Methods: Using a standardized data-collection form, demographic and baseline characteristics were prospectively collected from consecutive consenting patients enrolled in seven Thrombosis and Hemostasis Centers from August 2003 to March 2008. For patients with objectively diagnosed VTE, demographic and baseline characteristics were compared among White- and Black-American VTE patients, both overall, and by age and gender.

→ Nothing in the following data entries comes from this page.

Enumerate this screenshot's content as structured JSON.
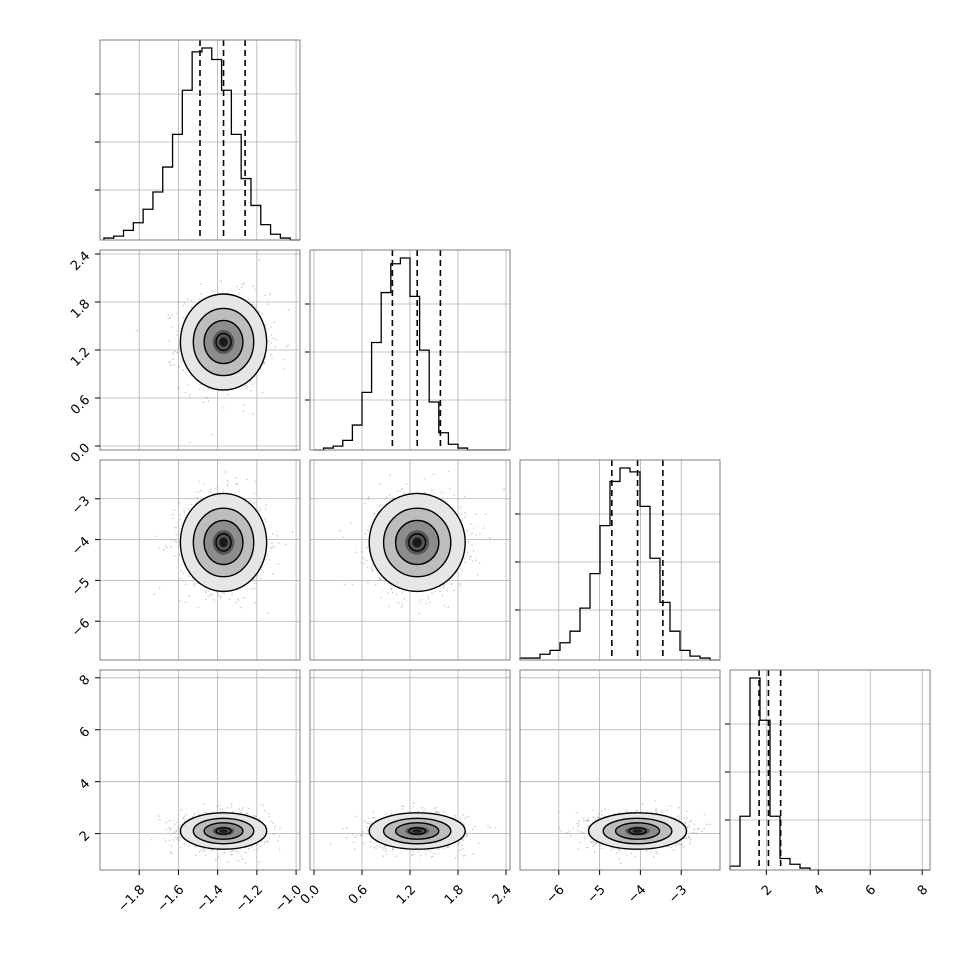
{
  "chart_data": {
    "type": "corner",
    "parameters": 4,
    "colors": {
      "frame": "#7f7f7f",
      "grid": "#b0b0b0",
      "hist": "#000000",
      "points": "#9e9e9e",
      "contour": "#000000"
    },
    "grid": true,
    "axes_ranges": [
      [
        -2.0,
        -0.98
      ],
      [
        -0.05,
        2.45
      ],
      [
        -6.95,
        -2.05
      ],
      [
        0.6,
        8.3
      ]
    ],
    "tick_labels": [
      [
        "−1.8",
        "−1.6",
        "−1.4",
        "−1.2",
        "−1.0"
      ],
      [
        "0.0",
        "0.6",
        "1.2",
        "1.8",
        "2.4"
      ],
      [
        "−6",
        "−5",
        "−4",
        "−3"
      ],
      [
        "2",
        "4",
        "6",
        "8"
      ]
    ],
    "tick_values": [
      [
        -1.8,
        -1.6,
        -1.4,
        -1.2,
        -1.0
      ],
      [
        0.0,
        0.6,
        1.2,
        1.8,
        2.4
      ],
      [
        -6,
        -5,
        -4,
        -3
      ],
      [
        2,
        4,
        6,
        8
      ]
    ],
    "histograms": [
      {
        "param": 0,
        "bin_start": -1.98,
        "bin_width": 0.05,
        "counts": [
          0.01,
          0.02,
          0.05,
          0.09,
          0.16,
          0.25,
          0.38,
          0.55,
          0.78,
          0.98,
          1.0,
          0.94,
          0.78,
          0.55,
          0.32,
          0.18,
          0.08,
          0.03,
          0.01,
          0.0
        ],
        "quantiles": [
          -1.49,
          -1.37,
          -1.26
        ]
      },
      {
        "param": 1,
        "bin_start": 0.0,
        "bin_width": 0.12,
        "counts": [
          0.0,
          0.01,
          0.02,
          0.05,
          0.13,
          0.3,
          0.56,
          0.82,
          0.97,
          1.0,
          0.8,
          0.52,
          0.25,
          0.09,
          0.03,
          0.01,
          0.0,
          0.0,
          0.0,
          0.0
        ],
        "quantiles": [
          0.98,
          1.29,
          1.58
        ]
      },
      {
        "param": 2,
        "bin_start": -6.95,
        "bin_width": 0.245,
        "counts": [
          0.01,
          0.01,
          0.03,
          0.05,
          0.09,
          0.15,
          0.27,
          0.45,
          0.7,
          0.93,
          1.0,
          0.98,
          0.8,
          0.53,
          0.3,
          0.15,
          0.05,
          0.02,
          0.01,
          0.0
        ],
        "quantiles": [
          -4.7,
          -4.07,
          -3.45
        ]
      },
      {
        "param": 3,
        "bin_start": 0.6,
        "bin_width": 0.385,
        "counts": [
          0.02,
          0.28,
          1.0,
          0.78,
          0.28,
          0.06,
          0.03,
          0.01,
          0.0,
          0.0,
          0.0,
          0.0,
          0.0,
          0.0,
          0.0,
          0.0,
          0.0,
          0.0,
          0.0,
          0.0
        ],
        "quantiles": [
          1.72,
          2.08,
          2.55
        ]
      }
    ],
    "scatter_panels": [
      {
        "row": 1,
        "col": 0,
        "mean": [
          -1.37,
          1.3
        ],
        "sd": [
          0.11,
          0.3
        ]
      },
      {
        "row": 2,
        "col": 0,
        "mean": [
          -1.37,
          -4.07
        ],
        "sd": [
          0.11,
          0.6
        ]
      },
      {
        "row": 2,
        "col": 1,
        "mean": [
          1.29,
          -4.07
        ],
        "sd": [
          0.3,
          0.6
        ]
      },
      {
        "row": 3,
        "col": 0,
        "mean": [
          -1.37,
          2.1
        ],
        "sd": [
          0.11,
          0.35
        ]
      },
      {
        "row": 3,
        "col": 1,
        "mean": [
          1.29,
          2.1
        ],
        "sd": [
          0.3,
          0.35
        ]
      },
      {
        "row": 3,
        "col": 2,
        "mean": [
          -4.07,
          2.1
        ],
        "sd": [
          0.6,
          0.35
        ]
      }
    ]
  }
}
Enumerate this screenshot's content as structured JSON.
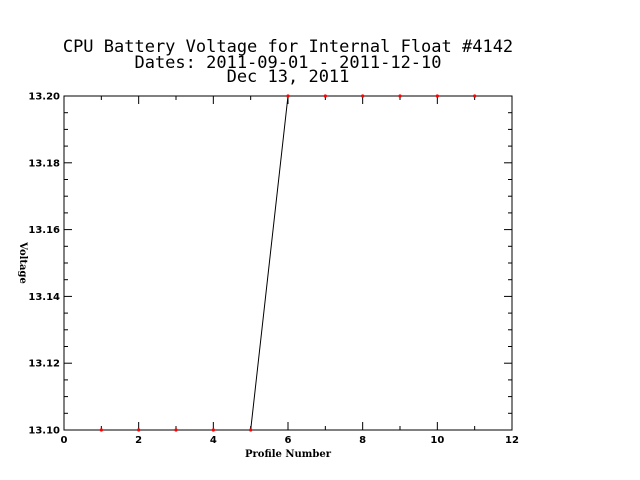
{
  "chart_data": {
    "type": "line",
    "title_lines": [
      "CPU Battery Voltage for Internal Float #4142",
      "Dates:  2011-09-01 -  2011-12-10",
      "Dec 13, 2011"
    ],
    "xlabel": "Profile Number",
    "ylabel": "Voltage",
    "xlim": [
      0,
      12
    ],
    "ylim": [
      13.1,
      13.2
    ],
    "x_ticks": [
      "0",
      "2",
      "4",
      "6",
      "8",
      "10",
      "12"
    ],
    "y_ticks": [
      "13.10",
      "13.12",
      "13.14",
      "13.16",
      "13.18",
      "13.20"
    ],
    "grid": false,
    "series": [
      {
        "x": [
          1,
          2,
          3,
          4,
          5,
          6,
          7,
          8,
          9,
          10,
          11
        ],
        "values": [
          13.1,
          13.1,
          13.1,
          13.1,
          13.1,
          13.2,
          13.2,
          13.2,
          13.2,
          13.2,
          13.2
        ],
        "line_color": "#000000",
        "marker_color": "#ff0000"
      }
    ]
  }
}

Results: Among 1960 White- and 368 Black-Americans with VTE, compared to Whites, Blacks had significantly less isolated DVT (73.9% vs. 86.5%, p<0.001) and significantly more PE ± DVT (45.1 vs. 39.6%, p=0.05). Blacks and Whites did not differ in mean age (43.4 vs. 44.3 years), but a significantly higher proportion of Black men VTE patients were in age groups 20–39 and 80+ years. Blacks and Whites differed significantly by gender, with a significantly higher proportion of Black women with VTE (69.8% vs. 59.1%, p=0.0001). Blacks had a significantly higher mean BMI (32.3 vs. 29.4 kg/m2, p<0.0001), a significantly lower proportion with recent surgery or trauma, active cancer and infection, and a significantly lower proportion with a family history of VTE or documented thrombophilia (solely due to reduced Factor V Leiden and Prothrombin G20210A prevalence). Conversely, Blacks had a significantly higher proportion with hypertension, hyperlipidemia, diabetes mellitus, chronic renal disease and dialysis, HIV and sickle cell disease. The two races did not differ significantly regarding the proportion with idiopathic VTE, CHF, CAD/MI, peripheral artery disease, stroke or other chronic neurological disease (i.e., cerebral palsy), chronic liver disease or autoimmune disease, including antiphospholipid syndrome. Compared to White women VTE patients, Black women VTE patients had a significantly lower proportion with recent surgery, trauma, infection, oral contraceptive use and possibly hormone therapy; and a significantly higher proportion with idiopathic VTE, hypertension, diabetes mellitus, chronic renal disease, HIV and sickle cell disease. Compared to White men VTE patients, Black men VTE patients did not differ significantly regarding recent surgery, trauma, cancer, infection or autoimmune disease, but Black men had a significantly higher proportion with hypertension, diabetes mellitus, HIV and sickle cell disease. Black and White men with VTE did not differ significantly regarding idiopathic VTE, CHF, CAD/MI, stroke, peripheral arterial disease and chronic renal disease.
Conclusion: White- and Black-Americans with VTE differ significantly regarding demographic and baseline characteristics that may be risk factors for VTE.
Disclosures: No relevant conflicts of interest to declare.